Third, and perhaps most importantly, the fiduciary standard reduces the risks of rampant abuses by Wall Street. Think about it. What if Wall Street did not consist of six hundred thousand (or more) product peddlers, but instead consisted of hundreds and hundreds of thousands of fiduciary “purchaser’s representatives”? These fiduciary advisors, bound to use their expertise to guard against undue risks to their clients, would carefully scrutinize the many complex products of today. It is likely that the widespread use of mortgage-backed securities consisting of sub-prime mortgages (as Senator Levin expressed in 2010, “sh***y products) would have occurred had such deals been scrutinized by expert fiduciary advisors, instead of being pushed upon unsuspecting investors.

In fact, the securities markets would likely become far more “efficient” as to the pricing of securities. IPOs of common stock, which on average underperform the overall market in the first two years after issue (due to the hype provided by investment banking firms which underwrite the firms), would likely be much more fairly priced. Asset price bubbles would receive far more scrutiny, as they began to occur, as experts better evaluated the available evidence in adherence to their fiduciary duty of due care to protect their clients against undue risks.

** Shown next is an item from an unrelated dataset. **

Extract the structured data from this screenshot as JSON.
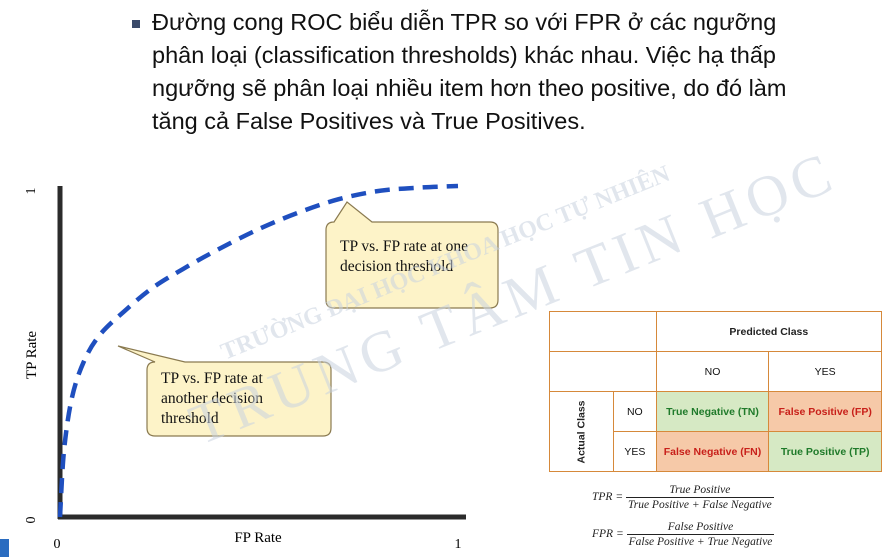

Another type of efficiency would occur, over time. Hundreds of thousands of purchaser’s representatives – fiduciary, expert advisors – would place pressure on the Wall Street oligarchy that controls investment underwriting today. Fees and costs in the primary market for securities issuance would decline. Continued disintermediation in the secondary markets would also occur. Consider the excessive costs imposed upon investors by “payment for order flow” (exacerbated by dark pools and high-frequency trading firms) and “revenue-sharing” arrangements today; pressure would be put on brokers and dealers to eliminate, or at least substantially reduce such payments, should expert advisors accompany more of the consumers of securities products today. Of course, that may be exactly what Wall Street fears most, from the application of the fiduciary standard, and hence why Wall Street opposes a bona fide fiduciary standard so ferociously.

In summary, those who desire to see a reduced role for government, a lesser number of regulations, and reduced need for government to oversee Wall Street, should embrace the application of a bona fide fiduciary standard to all providers of personalized investment advice. Applying the fiduciary standard is the ultimate in securing a marketplace solution to Wall Street's continued abuses. Policy makers should recognize this - regardless of their political affiliation.